After their all-nighter ends
and a new day breaks, Q arrives at school to discover that Margo, always
an enigma, has now become a mystery. But Q soon learns that there are
clues - and they're for him. Urged down a disconnected path, the closer Q
gets, the less Q sees the girl he thought he knew.
From Publishers Weekly
Green melds elements from his
Looking for Alaska and
An Abundance of Katherines—
the impossibly sophisticated but unattainable girl, and a life-altering
road trip—for another teen-pleasing read. Weeks before graduating from
their Orlando-area high school, Quentin Jacobsen's childhood best
friend, Margo, reappears in his life, specifically at his window,
commanding him to take her on an all-night, score-settling spree.
Quentin has loved Margo from not so afar (she lives next door), years
after she ditched him for a cooler crowd.
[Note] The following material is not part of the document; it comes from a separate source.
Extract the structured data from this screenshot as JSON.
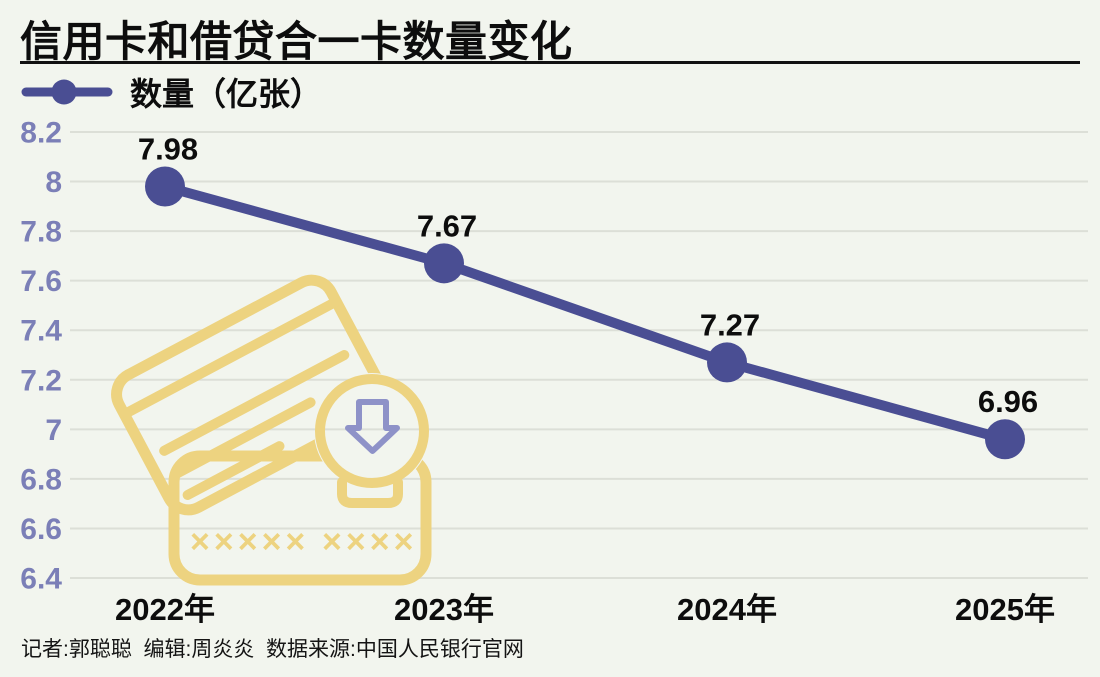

Just as suddenly, she
disappears again, and the plot's considerable tension derives from
Quentin's mission to find out if she's run away or committed suicide.
Margo's parents, inured to her extreme behavior, wash their hands, but
Quentin thinks she's left him a clue in a highlighted volume of
Leaves of Grass.
Q's sidekick, Radar, editor of a Wikipedia-like Web site, provides the
most intelligent thinking and fuels many hilarious exchanges with Q. The
title, which refers to unbuilt subdivisions and copyright trap towns
that appear on maps but don't exist, unintentionally underscores the
novel's weakness: both milquetoast Q and self-absorbed Margo are types,
not fully dimensional characters. Readers who can get past that will
enjoy the edgy journey and off-road thinking. Ages 12–up.